Dava dosyasındaki bilgi ve belgelerden; 2002-2007 yılları arasında Askeri Lise eğitimini müteakip askeri öğrenciliğe devam edebilmek için 06.04.2007 tarihinde İstanbul Gümüşsüyü Asker Hastanesince yapılan muayenesinde, harp okulu öğrenciliğine engel bir rahatsızlığı görülmeyerek “sağlam” olduğuna karar verilen ve bu karara istinaden Kara Harp Okuluna kabul edilen davacı Kazım ORHAN’ın, uçucu muayeneleri kapsamında Etimesgut Asker Hastanesince muayene edildiği ve 14.12.2011 tarihinde “mitral yetersizlik” tanısı konularak “D/42 F-10, Askeri Öğrenci Olamaz. ” kararı verildiği, bu raporlara istinaden sağlık nedeniyle Kara Harp Okulundan geçici olarak uzaklaştırıldığı, öğrencilikten çıkarma kararının K.K.K.lığınca 06.05.2011 tarihinde onaylandığı ve 16.05.2011 tarihinde ilişiğinin kesildiği, davacı vekilince 25.05.2011 tarihli dilekçe ile 80.000 TL maddi ve 10.000 TL manevi olmak üzere toplam 90.000 TL tutarındaki tazminatın yasal faiziyle birlikte ödenmesine karar verilmesi talebiyle MSB.lığı aleyhine AYİM’ de süresi içinde işbu davanın açıldığı anlaşılmıştır.

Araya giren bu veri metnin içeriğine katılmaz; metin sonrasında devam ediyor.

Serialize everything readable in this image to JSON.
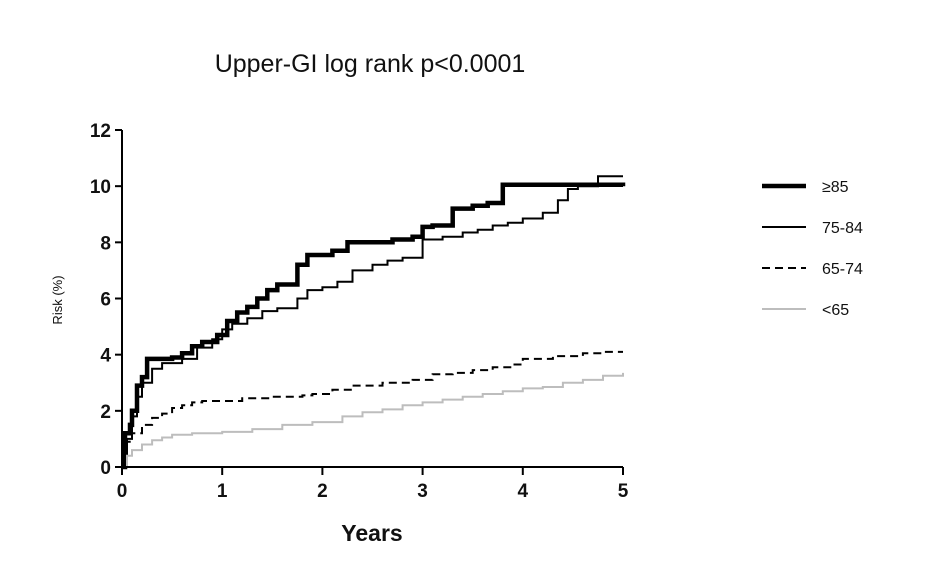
{
  "chart_data": {
    "type": "line",
    "title": "Upper-GI log rank p<0.0001",
    "xlabel": "Years",
    "ylabel": "Risk (%)",
    "xlim": [
      0,
      5
    ],
    "ylim": [
      0,
      12
    ],
    "xticks": [
      "0",
      "1",
      "2",
      "3",
      "4",
      "5"
    ],
    "yticks": [
      "0",
      "2",
      "4",
      "6",
      "8",
      "10",
      "12"
    ],
    "grid": false,
    "legend_position": "right",
    "series": [
      {
        "name": "≥85",
        "color": "#000000",
        "style": "thick-solid",
        "x": [
          0,
          0.03,
          0.08,
          0.1,
          0.15,
          0.2,
          0.25,
          0.5,
          0.6,
          0.7,
          0.8,
          0.95,
          1.05,
          1.15,
          1.25,
          1.35,
          1.45,
          1.55,
          1.75,
          1.85,
          2.1,
          2.25,
          2.5,
          2.7,
          2.9,
          3.0,
          3.1,
          3.3,
          3.5,
          3.65,
          3.8,
          4.0,
          4.2,
          4.5,
          5.0
        ],
        "y": [
          0.0,
          1.2,
          1.5,
          2.0,
          2.9,
          3.2,
          3.85,
          3.9,
          4.05,
          4.3,
          4.45,
          4.7,
          5.2,
          5.5,
          5.7,
          6.0,
          6.3,
          6.5,
          7.2,
          7.55,
          7.7,
          8.0,
          8.0,
          8.1,
          8.2,
          8.55,
          8.6,
          9.2,
          9.3,
          9.4,
          10.05,
          10.05,
          10.05,
          10.05,
          10.0
        ]
      },
      {
        "name": "75-84",
        "color": "#000000",
        "style": "solid",
        "x": [
          0,
          0.05,
          0.1,
          0.15,
          0.2,
          0.3,
          0.4,
          0.6,
          0.75,
          0.9,
          1.0,
          1.1,
          1.25,
          1.4,
          1.55,
          1.75,
          1.85,
          2.0,
          2.15,
          2.3,
          2.5,
          2.65,
          2.8,
          3.0,
          3.2,
          3.4,
          3.55,
          3.7,
          3.85,
          4.0,
          4.2,
          4.35,
          4.45,
          4.55,
          4.75,
          5.0
        ],
        "y": [
          0.3,
          1.0,
          1.8,
          2.5,
          3.0,
          3.5,
          3.7,
          3.85,
          4.25,
          4.55,
          4.9,
          5.1,
          5.3,
          5.55,
          5.65,
          6.0,
          6.3,
          6.4,
          6.6,
          7.0,
          7.2,
          7.35,
          7.45,
          8.1,
          8.2,
          8.35,
          8.45,
          8.6,
          8.7,
          8.85,
          9.05,
          9.5,
          9.9,
          10.0,
          10.35,
          10.35
        ]
      },
      {
        "name": "65-74",
        "color": "#000000",
        "style": "dashed",
        "x": [
          0,
          0.05,
          0.1,
          0.2,
          0.3,
          0.4,
          0.5,
          0.6,
          0.7,
          0.8,
          1.0,
          1.2,
          1.5,
          1.8,
          1.9,
          2.1,
          2.3,
          2.6,
          2.9,
          3.1,
          3.3,
          3.5,
          3.7,
          3.9,
          4.0,
          4.3,
          4.6,
          4.8,
          5.0
        ],
        "y": [
          0.0,
          0.9,
          1.2,
          1.5,
          1.75,
          1.9,
          2.1,
          2.2,
          2.3,
          2.35,
          2.35,
          2.45,
          2.5,
          2.55,
          2.6,
          2.75,
          2.9,
          3.0,
          3.1,
          3.3,
          3.35,
          3.45,
          3.55,
          3.65,
          3.85,
          3.95,
          4.05,
          4.1,
          4.1
        ]
      },
      {
        "name": "<65",
        "color": "#bdbdbd",
        "style": "solid-light",
        "x": [
          0,
          0.05,
          0.1,
          0.2,
          0.3,
          0.4,
          0.5,
          0.7,
          1.0,
          1.3,
          1.6,
          1.9,
          2.2,
          2.4,
          2.6,
          2.8,
          3.0,
          3.2,
          3.4,
          3.6,
          3.8,
          4.0,
          4.2,
          4.4,
          4.6,
          4.8,
          5.0
        ],
        "y": [
          0.0,
          0.4,
          0.6,
          0.8,
          0.95,
          1.05,
          1.15,
          1.2,
          1.25,
          1.35,
          1.5,
          1.6,
          1.8,
          1.95,
          2.05,
          2.2,
          2.3,
          2.4,
          2.5,
          2.6,
          2.7,
          2.8,
          2.85,
          3.0,
          3.1,
          3.25,
          3.35
        ]
      }
    ]
  }
}
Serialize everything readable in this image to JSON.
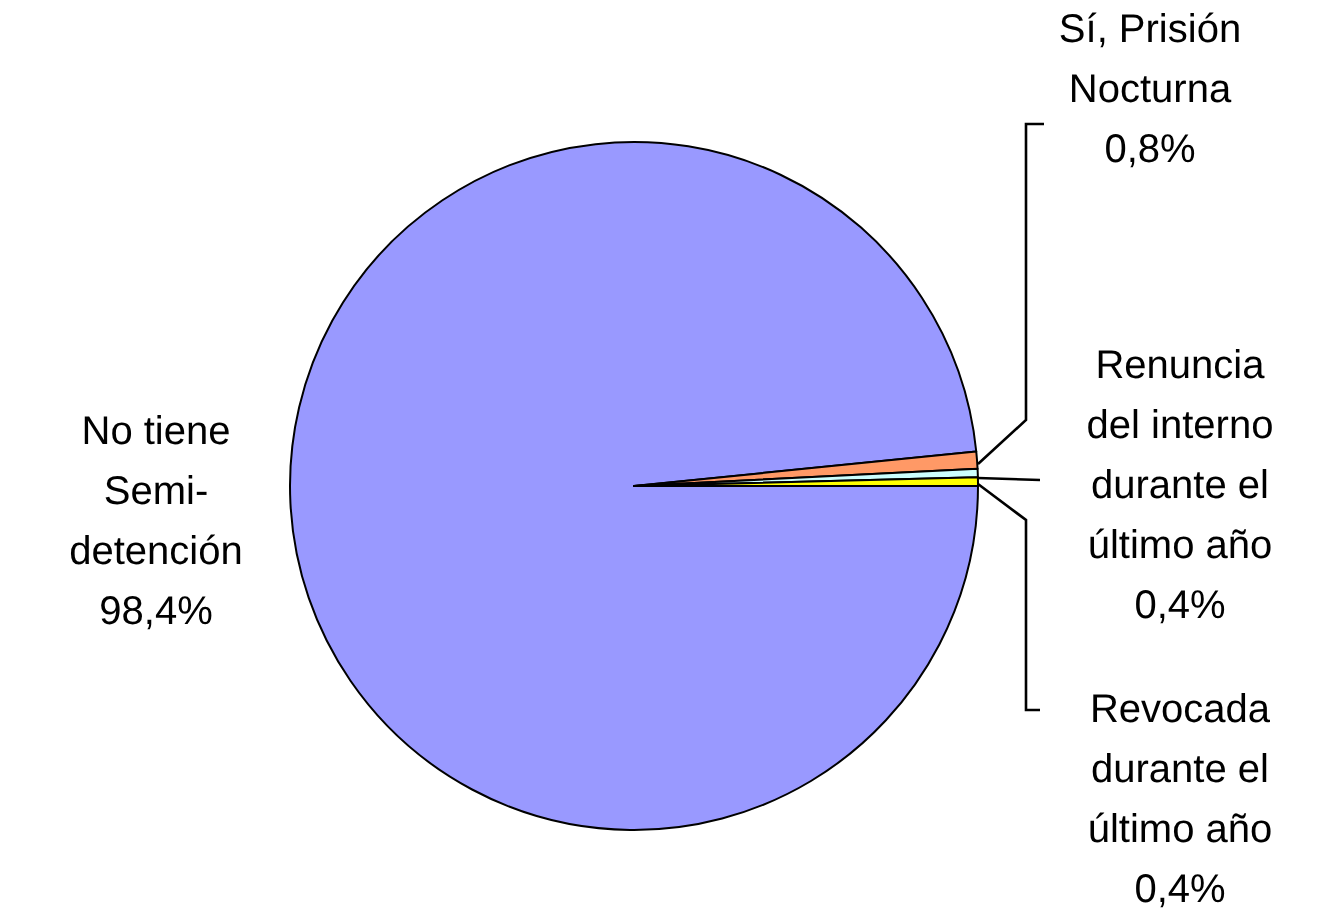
{
  "chart_data": {
    "type": "pie",
    "categories": [
      "No tiene\nSemi-\ndetención",
      "Sí, Prisión\nNocturna",
      "Renuncia\ndel interno\ndurante el\núltimo año",
      "Revocada\ndurante el\núltimo año"
    ],
    "values": [
      98.4,
      0.8,
      0.4,
      0.4
    ],
    "value_labels": [
      "98,4%",
      "0,8%",
      "0,4%",
      "0,4%"
    ],
    "colors": [
      "#9999ff",
      "#ff9966",
      "#ccffff",
      "#ffff00"
    ]
  }
}
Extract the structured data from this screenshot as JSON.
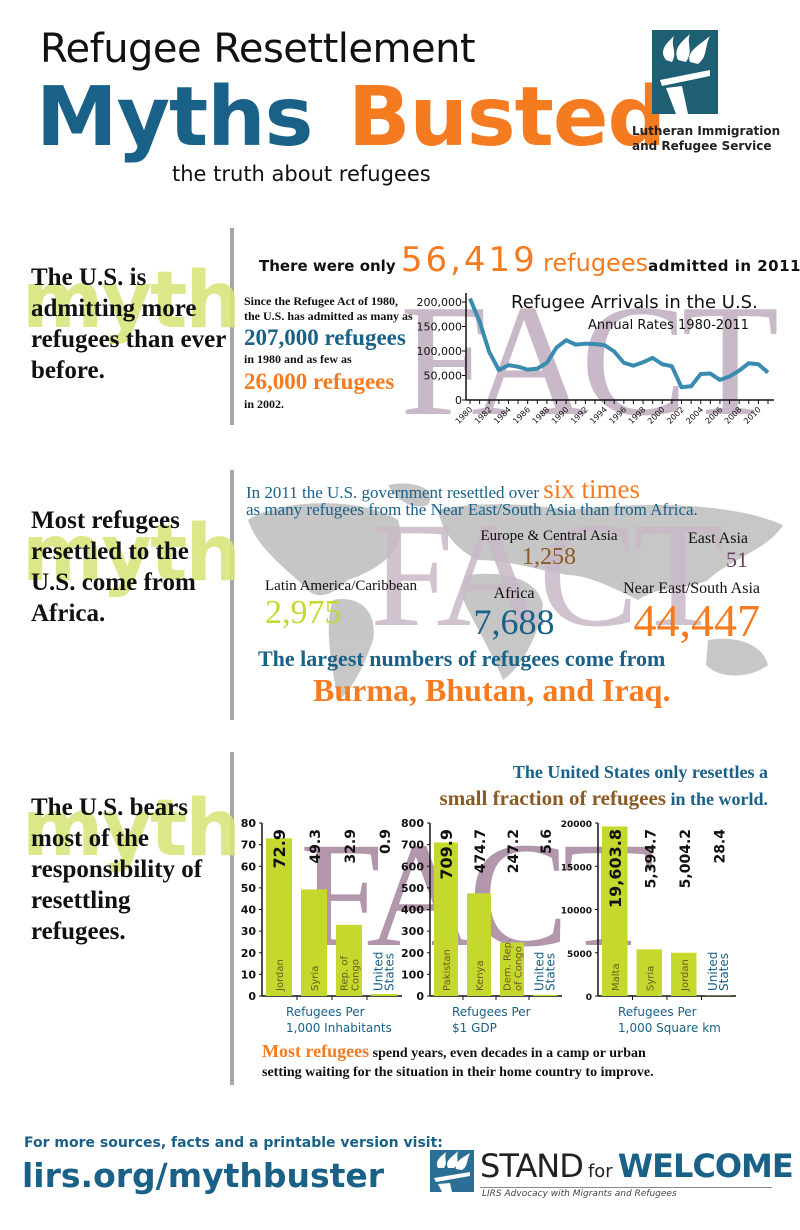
{
  "header": {
    "title_line1": "Refugee Resettlement",
    "title_myths": "Myths",
    "title_busted": "Busted",
    "subtitle": "the truth about refugees",
    "org_logo_line1": "Lutheran Immigration",
    "org_logo_line2": "and Refugee Service"
  },
  "colors": {
    "teal": "#1a6188",
    "orange": "#f47b20",
    "lime": "#c5d82e",
    "brown": "#8b5a23",
    "purple": "#6e3f63",
    "fact_watermark": "#c9b8c8",
    "myth_watermark": "#d8e57c"
  },
  "watermarks": {
    "myth": "myth",
    "fact": "FACT"
  },
  "section1": {
    "myth": "The U.S. is admitting more refugees than ever before.",
    "headline_pre": "There were only",
    "headline_number": "56,419",
    "headline_word": "refugees",
    "headline_post": "admitted in 2011.",
    "side_line1": "Since the Refugee Act of 1980,",
    "side_line2": "the U.S. has admitted as many as",
    "side_big1": "207,000 refugees",
    "side_line3": "in 1980 and as few as",
    "side_big2": "26,000 refugees",
    "side_line4": "in 2002."
  },
  "section2": {
    "myth": "Most refugees resettled to the U.S. come from Africa.",
    "line1_pre": "In 2011 the U.S. government resettled over",
    "line1_emph": "six times",
    "line2": "as many refugees from the Near East/South Asia than from Africa.",
    "regions": [
      {
        "name": "Europe & Central Asia",
        "value": "1,258"
      },
      {
        "name": "East Asia",
        "value": "51"
      },
      {
        "name": "Latin America/Caribbean",
        "value": "2,975"
      },
      {
        "name": "Africa",
        "value": "7,688"
      },
      {
        "name": "Near East/South Asia",
        "value": "44,447"
      }
    ],
    "largest_line": "The largest numbers of refugees come from",
    "largest_countries": "Burma, Bhutan, and Iraq."
  },
  "section3": {
    "myth": "The U.S. bears most of the responsibility of resettling refugees.",
    "head1": "The United States only resettles a",
    "head2_emph": "small fraction of refugees",
    "head2_rest": "in the world.",
    "foot_emph": "Most refugees",
    "foot_rest1": "spend years, even decades in a camp or urban",
    "foot_rest2": "setting waiting for the situation in their home country to improve."
  },
  "footer": {
    "more_text": "For more sources, facts and a printable version visit:",
    "url": "lirs.org/mythbuster",
    "logo_stand": "STAND",
    "logo_for": "for",
    "logo_welcome": "WELCOME",
    "logo_tagline": "LIRS Advocacy with Migrants and Refugees"
  },
  "chart_data": [
    {
      "type": "line",
      "title": "Refugee Arrivals in the U.S.",
      "subtitle": "Annual Rates 1980-2011",
      "x": [
        1980,
        1981,
        1982,
        1983,
        1984,
        1985,
        1986,
        1987,
        1988,
        1989,
        1990,
        1991,
        1992,
        1993,
        1994,
        1995,
        1996,
        1997,
        1998,
        1999,
        2000,
        2001,
        2002,
        2003,
        2004,
        2005,
        2006,
        2007,
        2008,
        2009,
        2010,
        2011
      ],
      "y": [
        207000,
        160000,
        98000,
        61000,
        71000,
        68000,
        62000,
        64000,
        76000,
        107000,
        122000,
        113000,
        115000,
        114000,
        112000,
        99000,
        76000,
        70000,
        77000,
        86000,
        73000,
        69000,
        26000,
        28000,
        53000,
        54000,
        41000,
        48000,
        60000,
        75000,
        73000,
        56000
      ],
      "xticks": [
        "1980",
        "1982",
        "1984",
        "1986",
        "1988",
        "1990",
        "1992",
        "1994",
        "1996",
        "1998",
        "2000",
        "2002",
        "2004",
        "2006",
        "2008",
        "2010"
      ],
      "yticks": [
        "0",
        "50,000",
        "100,000",
        "150,000",
        "200,000"
      ],
      "ylim": [
        0,
        200000
      ],
      "series_color": "#3a8bb0"
    },
    {
      "type": "bar",
      "xlabel": "Refugees Per 1,000 Inhabitants",
      "xlabel_line1": "Refugees Per",
      "xlabel_line2": "1,000 Inhabitants",
      "categories": [
        "Jordan",
        "Syria",
        "Rep. of Congo",
        "United States"
      ],
      "values": [
        72.9,
        49.3,
        32.9,
        0.9
      ],
      "value_labels": [
        "72.9",
        "49.3",
        "32.9",
        "0.9"
      ],
      "yticks": [
        "0",
        "10",
        "20",
        "30",
        "40",
        "50",
        "60",
        "70",
        "80"
      ],
      "ylim": [
        0,
        80
      ]
    },
    {
      "type": "bar",
      "xlabel": "Refugees Per $1 GDP",
      "xlabel_line1": "Refugees Per",
      "xlabel_line2": "$1 GDP",
      "categories": [
        "Pakistan",
        "Kenya",
        "Dem. Rep. of Congo",
        "United States"
      ],
      "values": [
        709.9,
        474.7,
        247.2,
        5.6
      ],
      "value_labels": [
        "709.9",
        "474.7",
        "247.2",
        "5.6"
      ],
      "yticks": [
        "0",
        "100",
        "200",
        "300",
        "400",
        "500",
        "600",
        "700",
        "800"
      ],
      "ylim": [
        0,
        800
      ]
    },
    {
      "type": "bar",
      "xlabel": "Refugees Per 1,000 Square km",
      "xlabel_line1": "Refugees Per",
      "xlabel_line2": "1,000 Square km",
      "categories": [
        "Malta",
        "Syria",
        "Jordan",
        "United States"
      ],
      "values": [
        19603.8,
        5394.7,
        5004.2,
        28.4
      ],
      "value_labels": [
        "19,603.8",
        "5,394.7",
        "5,004.2",
        "28.4"
      ],
      "yticks": [
        "0",
        "5000",
        "10000",
        "15000",
        "20000"
      ],
      "ylim": [
        0,
        20000
      ]
    }
  ]
}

T.C. Anayasasının 125 inci maddesine göre, idare kendi eylem ve işlemlerinden doğan zararları ödemekle yükümlüdür. Bu suretle idarenin sorumluluğu Anayasa prensibi olarak kabul edilmiştir. Ancak idarenin sorumluluğunun hangi esaslara göre belirleneceği Anayasa’da belirtilmemiş, bu meselenin halli doktrin ve yargı kararlarına bırakılmıştır. Bugün idarenin sorumluluğu hizmet kusuru ve kusursuz sorumluluk ilkelerine dayandırılmaktadır. İster hizmet kusuru, isterse kusursuz sorumluluk ilkelerine dayandırılsın, genel olarak idarenin tazmin borcunun doğabilmesi için bir zararın mevcudiyeti, zarara yol açan eylemin veya işlemin idareye yüklenebilir nitelikte olması ve zarar ile eylem veya işlem arasında illiyet bağının bulunması zorunludur. Bu şartlardan birinin yokluğu idarenin sorumluluğunu ortadan kaldırır. Bu nedenle ortada bir zarar yoksa veya meydana gelen zararın idari eylem ve işlemle ilgisi bulunmuyorsa, idari faaliyet zararın gerçek nedenini, illiyetini teşkil etmiyorsa, arada illiyet bağı mevcut değilse veya zarara yol açan eylem veya işlem idareye yüklenebilir nitelikte değilse, idarenin sorumluluğu ortadan kalkmaktadır. İdari işlemden doğan tam yargı davalarında da, eylemden doğan tam yargı davalarında olduğu gibi idarenin tazmin sorumluluğu, hizmet kusuru ve kusursuz sorumluluk kuram ve ilkelerine dayanmaktadır.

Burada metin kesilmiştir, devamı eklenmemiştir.